Novamente isso... por que os professores dessa escola saem tanto da sala de aula depois de passarem atividades? Basta sumirem da nossa vista que alguns alunos aparecem na minha mesa pedindo as respostas, entre eles há os que considero perigosos pra mim, pois já chegaram a me ameaçar diversas vezes, hoje em dia basta um olhar deles que já me fazem entender o que fariam se eu negasse, já presenciei a capacidade de cada um e não desejo passar por isso de novo.

— Não vai me ajudar mesmo, Múmia? — Me pergunta Amanda, impaciente, haviam mais três pessoas do seu grupinho por perto.

Eu poderia não me importar e fingir que não estava ouvindo, mas sou fraca demais tanto mentalmente como fisicamente para me opor, se eles não ameaçassem a perturbar o meu irmão mais novo, eu faria isso, talvez. Deixaria eles descontarem em mim, mas... se me machucassem seriamente, alguém me levaria para o hospital e deixaria minha mãe preocupada, com a saúde frágil que ela tem é melhor eu nem pensar em deixar isso acontecer.

— Vamos Alina! Eu vou jogar esse caderno na fonte do pátio depois da aula. Anda logo!

— Mas... — Tento falar mas não consigo, minha voz começara a falhar. A vontade de chorar sempre aparece quando colocam qualquer pressão em cima de mim.

— Já Chega! — Exclama a professora assim que entra na sala se deparando com o espetáculo ao redor da minha mesa. — Eu disse que a atividade é individual! Voltem para os assentos os quatros aí, e deixem de preguiça.

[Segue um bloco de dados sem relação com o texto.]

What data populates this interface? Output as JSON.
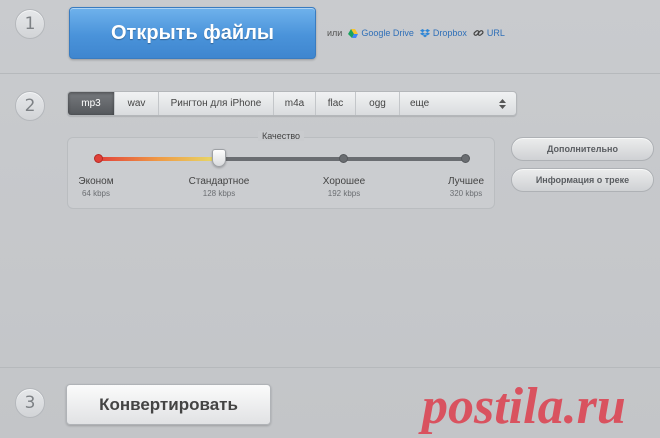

O meu alivio transbordava naquele momento, mas outro pequeno pânico surgiu ao me lembrar do que Amanda disse, eu vou jogar esse caderno na fonte do pátio depois da aula.

 Vou precisar tentar sair da escola e entrar na estação de metrô antes que ela me alcance, mas não posso sair e deixar Júnior esperando sem saber de nada, ou ela pode descontar nele se o encontrar sem mim, o pior é que ele nem sabe que é por minha causa, nunca ousei dizer, o meu medo dele revelar para nossa mãe, era maior, provavelmente resultaria em várias confusões se ela soubesse o que eu passo. Se ao menos ele tivesse um celular...

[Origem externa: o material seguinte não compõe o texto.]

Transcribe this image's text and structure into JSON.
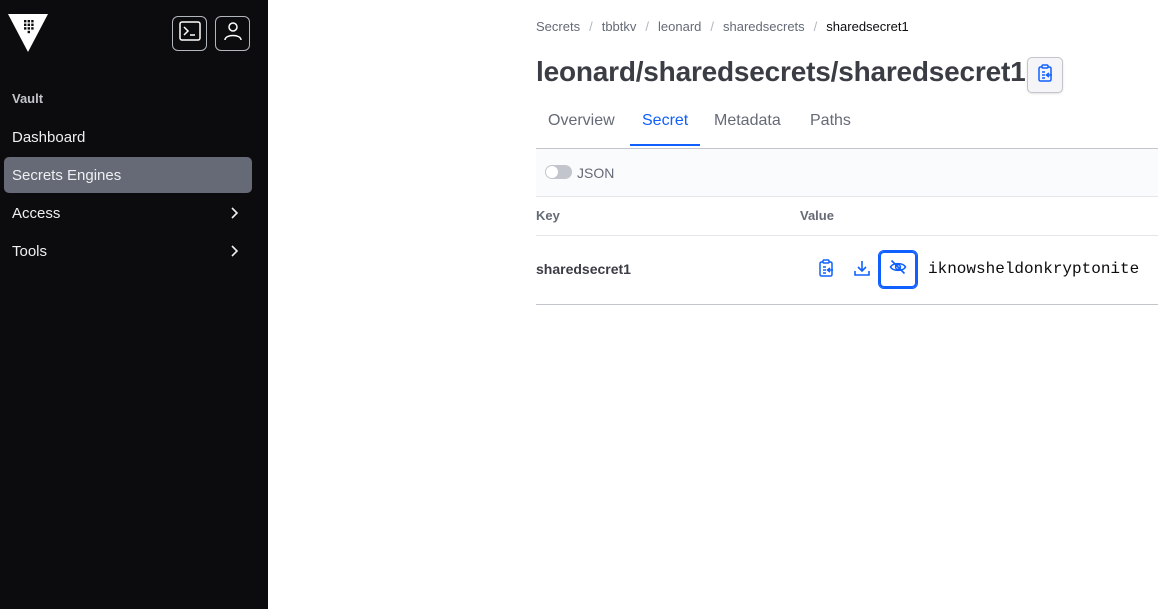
{
  "sidebar": {
    "section_title": "Vault",
    "items": [
      {
        "label": "Dashboard"
      },
      {
        "label": "Secrets Engines"
      },
      {
        "label": "Access"
      },
      {
        "label": "Tools"
      }
    ]
  },
  "breadcrumb": [
    "Secrets",
    "tbbtkv",
    "leonard",
    "sharedsecrets",
    "sharedsecret1"
  ],
  "page": {
    "title": "leonard/sharedsecrets/sharedsecret1"
  },
  "tabs": [
    "Overview",
    "Secret",
    "Metadata",
    "Paths"
  ],
  "toolbar": {
    "json_toggle_label": "JSON"
  },
  "table": {
    "headers": {
      "key": "Key",
      "value": "Value"
    },
    "rows": [
      {
        "key": "sharedsecret1",
        "value": "iknowsheldonkryptonite"
      }
    ]
  },
  "colors": {
    "sidebar_bg": "#0c0c0e",
    "active_nav": "#656a76",
    "accent": "#1060ff"
  },
  "icons": [
    "vault-logo-icon",
    "terminal-icon",
    "user-icon",
    "chevron-right-icon",
    "clipboard-copy-icon",
    "download-icon",
    "eye-off-icon"
  ]
}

Faltam menos de quatro meses para eu concluir o ensino médio e me livrar dessa escola, meu primeiro objetivo é trabalhar e tentar pagar um colégio particular mais perto de casa para o meu irmão, não quero que ele continue passando os últimos três anos aqui nessa escola cheia de pessoas agressivas e maldosas, onde nem os supervisores conseguem controlar, e nem mesmo os pais desses alunos quando são chamados.

 

[...]

 

Todas as aulas tinham encerrado e eu estava me apressando para sair da sala, mas ouvi a professora chamando Amanda para ir em sua mesa, ela já estava levando uma pequena bronca pelo ato de tentar colar na atividade, apesar dela já estar bem acostumada.

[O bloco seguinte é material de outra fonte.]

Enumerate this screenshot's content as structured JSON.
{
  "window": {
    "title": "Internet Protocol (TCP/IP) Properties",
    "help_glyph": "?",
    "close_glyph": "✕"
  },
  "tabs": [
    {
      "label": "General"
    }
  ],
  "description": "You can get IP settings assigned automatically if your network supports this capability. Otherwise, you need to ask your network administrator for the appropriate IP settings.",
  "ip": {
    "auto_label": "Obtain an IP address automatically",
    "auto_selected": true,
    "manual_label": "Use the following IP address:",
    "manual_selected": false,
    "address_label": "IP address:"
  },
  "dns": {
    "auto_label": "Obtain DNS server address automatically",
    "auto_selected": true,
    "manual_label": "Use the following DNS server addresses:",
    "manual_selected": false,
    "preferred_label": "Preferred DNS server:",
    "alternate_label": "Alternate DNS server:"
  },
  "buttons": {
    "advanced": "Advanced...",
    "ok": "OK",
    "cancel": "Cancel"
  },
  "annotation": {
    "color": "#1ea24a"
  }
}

Não irei continuar aqui ouvindo, é uma ótima oportunidade para sair logo daqui e me encontrar com meu irmão.

Caminhei pelo corredor do outro prédio do ensino fundamental que levava para as salas, avistei Júnior saindo de sua sala e me apressei para chegar perto dele.

Lina? O que foi? — Me pergunta assim que me vê.

— Podemos ir logo? Não estou muito bem. — Inventei uma desculpa, assim ele poderia colaborar mais rápido, abaixei a cabeça para ele não ver meu rosto fingido, tínhamos a mesma altura e para ele era fácil notar qualquer coisa estranha em mim.

— Claro, claro... — Ele finalizou meio tenso e me puxou rapidamente para fora da multidão. As vezes ele age como um irmão mais velho, e eu não me importaria se ele fosse, seria até melhor do que eu.

Passamos pelo grande portão de ferro e não vi nenhum sinal da Amanda, para o meu alivio. Fomos para a estação e me sentei em um dos bancos que estavam vazios, Júnior fez o mesmo. Amanda não viria aqui, já que ela teria que esperar um ônibus sem horários perto da escola, que iria para o centro da cidade.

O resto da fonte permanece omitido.